Calculating the COLA: A Complex Equation
The size of the Social Security COLA is determined annually based on inflation rates. When inflation is high, the COLA increases, and vice versa. In some years, like 2016, the adjustment is zero if there's no inflation increase from one year to the next. With inflation rates coming down in recent years, retirees have seen more modest COLAs, with 2024 at 3.2% and this year at 2.5%. The average COLA over the past 20 years has been 2.6%, according to The Senior Citizens League.
The COLA's Impact: A Double-Edged Sword
Some experts argue that the Social Security COLA provides valuable inflation protection.

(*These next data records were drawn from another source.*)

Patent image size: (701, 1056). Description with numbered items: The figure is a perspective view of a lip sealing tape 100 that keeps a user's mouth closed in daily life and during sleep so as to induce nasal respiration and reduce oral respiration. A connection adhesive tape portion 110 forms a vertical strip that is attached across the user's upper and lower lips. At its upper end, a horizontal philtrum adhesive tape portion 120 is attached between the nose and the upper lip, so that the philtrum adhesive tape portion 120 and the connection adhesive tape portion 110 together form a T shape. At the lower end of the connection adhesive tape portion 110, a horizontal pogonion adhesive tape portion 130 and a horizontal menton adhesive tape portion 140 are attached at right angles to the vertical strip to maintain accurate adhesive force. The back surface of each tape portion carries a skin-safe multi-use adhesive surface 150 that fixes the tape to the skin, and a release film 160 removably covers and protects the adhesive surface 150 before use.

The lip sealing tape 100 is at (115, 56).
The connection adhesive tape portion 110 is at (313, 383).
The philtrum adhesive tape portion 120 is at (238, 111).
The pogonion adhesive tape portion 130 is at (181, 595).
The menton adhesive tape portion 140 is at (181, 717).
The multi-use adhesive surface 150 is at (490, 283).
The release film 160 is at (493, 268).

David Freitag, a financial planning consultant and Social Security expert at MassMutual, notes that a 20% increase over four years is life-changing, even if it doesn't match the economy's pace. "These are significant increases that make a difference," he says. Very few pension-type income streams offer similar annual adjustments, and annuities with such features are costly.
A Lifeline for Older Americans
The COLA plays a crucial role in helping retirement income keep up with inflation, and it's a "lifeline of independence and dignity" for older Americans, according to AARP CEO Dr. Myechia Minter-Jordan. However, even with the COLA, 77% of older adults still struggle to cover basic expenses, she adds.
Proposing Alternative Measures
Some experts and advocates question whether another formula would better capture the inflation retirees experience. Advocacy groups like The Senior Citizens League have lobbied for a change to the Consumer Price Index for the Elderly (CPI-E), which emphasizes categories like medical care, housing, and recreation. Other proposals suggest using the Chained CPI, which accounts for consumer substitutions in response to inflation.
While using the CPI-E could increase future COLAs by about 0.2 percentage points, opting for the Chained CPI would reduce them by about 0.3 points, according to estimates. Increasing or reducing future COLAs would impact Social Security's trust funds, which are projected to run out in 2034. One proposal suggests limiting COLAs for individuals with the largest benefits, which could close a portion of Social Security's solvency gap while still providing full inflation protection for most beneficiaries.
A Call for Change
Retiree Bailey believes the COLA should be calculated differently to reflect actual increases in areas like healthcare, mortgages, rent, and utilities. "I wish they would consider the percentage of things that have gone up," she says.